Drop the voice, widen the eyes. He’ll probably do it this weekend. He certainly does it when anyone accuses him of borderline racism. Down goes the voice, as though he is personally trying to smother their insinuation in the appalled hush it deserves. I have to confess the Farage mind trick doesn’t work on me. Instead, every time Nigel deploys it, it makes me think of a Truman Capote line from In Cold Blood. “The quietness of his tone italicised the malice of his reply.”

That the political atmosphere was febrile and fetid before Jo Cox’s death hardly needs stating. “How foul this referendum is,” wrote the novelist Robert Harris this week. “The most depressing, divisive, duplicitous political event of my lifetime. May there never be another.” Boris Johnson’s sister Rachel has since retweeted the observation.

So many of the things that have felt bizarre or even vaguely comic at one Atlantic Ocean’s remove have suddenly alighted on our shores. Lies are knowingly painted on buses; previously unsayable things have been said on platforms that lend them a hideous legitimacy; the word “expert” has become as dirty as the word “Westminster”; and the shift to post-factual political discourse feels rapidly under way. No one is more post-fact than Farage. Asked why he was back on the cigs again this week, he replied: “I think the doctors have got it wrong on smoking.”

Don’t get me wrong on Nigel – he’s fine for a fag, a pint, some jolly japes on the Thames. The entire campaign’s only moment of levity came on Wednesday, as his flotilla did battle with Bob Geldof’s. In fact, it was while aboard Farage’s boat that I saw two children on one of the small remain dinghies and wondered who they were. They looked the same age as my eldest two – about five and three – and I thought how hilarious and exciting mine would have found the whole spectacle. I smiled and waved at them, because there is obviously a law stating that people in or aboard funny forms of transport should always wave at children. I only found out the next day that those children had been Jo Cox’s. Her husband Brendan had tweeted: “Kids seriously disappointed there isn’t another flotilla today.”

My God, the horror. Lying in wait, the unthinkable horror. Twenty-four hours later, Brendan Cox was issuing a statement on his wife’s murder. That he was able to find the words and tone that I am sure I never could in such unimaginable circumstances has been a thing of marvel to so many. We know the heights of humanity when we see them.

And I’m afraid we know when we don’t. I’m not sure I’ve ever heard humanity emanate from Nigel Farage, certainly not convincingly. On the eve of what he hopes will be his finest hour, he must rise to the challenge now. People expect. Britain expects. If you haven’t the words and the deportment for this sort of horror, and the politics that the timetable dictates will have to be conducted while it is still so fresh, then you are not fit for office or the sniff of it.

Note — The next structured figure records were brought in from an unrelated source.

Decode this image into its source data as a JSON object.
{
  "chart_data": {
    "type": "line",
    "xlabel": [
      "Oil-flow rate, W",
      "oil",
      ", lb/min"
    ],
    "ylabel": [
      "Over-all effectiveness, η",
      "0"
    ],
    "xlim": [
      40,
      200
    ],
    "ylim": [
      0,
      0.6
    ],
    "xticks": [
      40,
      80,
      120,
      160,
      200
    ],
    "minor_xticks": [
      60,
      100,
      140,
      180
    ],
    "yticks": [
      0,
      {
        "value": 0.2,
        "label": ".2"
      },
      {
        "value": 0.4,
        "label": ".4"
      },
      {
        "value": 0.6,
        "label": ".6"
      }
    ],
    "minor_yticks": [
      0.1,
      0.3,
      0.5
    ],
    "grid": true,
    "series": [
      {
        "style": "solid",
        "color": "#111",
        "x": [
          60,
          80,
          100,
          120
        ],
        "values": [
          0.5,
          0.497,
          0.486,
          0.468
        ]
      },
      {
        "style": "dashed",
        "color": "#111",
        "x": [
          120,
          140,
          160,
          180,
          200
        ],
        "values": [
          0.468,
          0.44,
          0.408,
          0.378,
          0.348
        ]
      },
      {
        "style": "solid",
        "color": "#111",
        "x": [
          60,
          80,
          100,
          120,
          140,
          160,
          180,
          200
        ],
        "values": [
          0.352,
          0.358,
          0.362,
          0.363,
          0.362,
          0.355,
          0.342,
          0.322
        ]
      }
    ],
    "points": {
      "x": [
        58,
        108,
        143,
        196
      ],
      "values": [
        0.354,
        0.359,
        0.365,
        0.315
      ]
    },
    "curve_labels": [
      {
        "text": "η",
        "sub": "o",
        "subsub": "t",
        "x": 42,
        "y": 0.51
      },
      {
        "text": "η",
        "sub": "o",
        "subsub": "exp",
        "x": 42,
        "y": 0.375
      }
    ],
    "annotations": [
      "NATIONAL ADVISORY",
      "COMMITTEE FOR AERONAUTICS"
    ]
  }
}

There are many people I respect and admire voting leave – there are people in my family voting leave. I understand their reasons. But they must stomach the reality that a vote for leave will be taken by Farage and countless others as a vote for him, a vote for his posters, a vote for his ideas, a vote for his quiet malice, a vote for his smallness in the face of vast horrors. Is it worth it?